Raphael Jesus Soto Biography
Jesús Rafael Soto (1923-2005) was born in 1923 in Ciudad Bolívar, Venezuela. He studied at the Escuela de artes plásticas in Caracas from 1942 to 1947 and then was director of the Escuela de bellas artes in Maracaibo, Venezuela, until 1950, when he moved to Paris. Yaacov Agam, Jean Tinguely, Victor Vasarely, as well as artists linked to the Galerie Denise René and the Nouveau Réalistes (New Realists), worked with him. Born as an illusionist painter, Soto participated in the 1955 exhibition Le mouvement (The Movement) at the Galerie Denise René, which officially launched kinetic art. For many years after this period, Soto's painting oscillated between geometric and organic forms. His work is often linked to Venezuelan Op art due to the similarities between his serial geometric paintings of the 1950s and the works of the later movement. Soto began moving in a more gestural direction in 1957, but finally returned to a geometric language in 1965. He began creating linear, kinetic structures during the same decade employing synthetic and industrial materials including steel, nylon, Perspex, and paint industrial.

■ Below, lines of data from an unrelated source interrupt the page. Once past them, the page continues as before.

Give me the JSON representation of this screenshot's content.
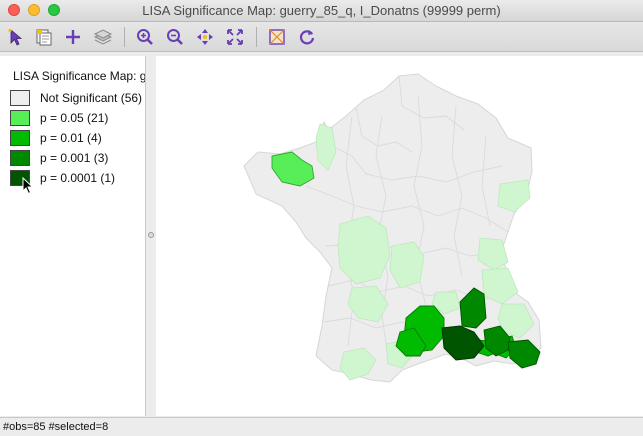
{
  "window": {
    "title": "LISA Significance Map: guerry_85_q, I_Donatns (99999 perm)"
  },
  "toolbar": {
    "buttons": [
      {
        "icon": "select-arrow-icon"
      },
      {
        "icon": "copy-selection-icon"
      },
      {
        "icon": "add-icon"
      },
      {
        "icon": "layers-icon"
      },
      {
        "icon": "zoom-in-icon"
      },
      {
        "icon": "zoom-out-icon"
      },
      {
        "icon": "pan-icon"
      },
      {
        "icon": "full-extent-icon"
      },
      {
        "icon": "background-color-icon"
      },
      {
        "icon": "refresh-icon"
      }
    ]
  },
  "legend": {
    "title": "LISA Significance Map: g",
    "items": [
      {
        "label": "Not Significant (56)",
        "color": "#eeeeee"
      },
      {
        "label": "p = 0.05 (21)",
        "color": "#58ee58"
      },
      {
        "label": "p = 0.01 (4)",
        "color": "#00bb00"
      },
      {
        "label": "p = 0.001 (3)",
        "color": "#008800"
      },
      {
        "label": "p = 0.0001 (1)",
        "color": "#005500"
      }
    ]
  },
  "map": {
    "colors": {
      "not_significant": "#ededed",
      "faded_selected": "#cff6cf",
      "p05": "#58ee58",
      "p01": "#00bb00",
      "p001": "#008800",
      "p0001": "#005500",
      "border": "#d8d8d8"
    }
  },
  "status": {
    "text": "#obs=85 #selected=8"
  }
}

The Museum of Contemporary Art in Chicago (1971), the Solomon R. Guggenheim Museum in New York (1974), and the Musée national d'art moderni, Center Georges Pompidou in Paris (1979) have hosted significant exhibitions of Soto's work. In each of these exhibitions, Soto used undulating nylon or plastic ropes to transform the gallery into a sprawling, fluid installation in which the viewer's interaction with the invented environment is at the heart of the work's meaning.
Two murals by Soto were commissioned by UNESCO in 1969 for their Paris buildings. In his hometown of Ciudad Bolvar, the Museo de Arte Moderno Jess Soto officially opened in 1973, including pieces by Soto and pieces by other avant-garde painters from around the world, such as Jean Arp, Kazimir Malevich, and Man Ray. He died in Paris in 2005.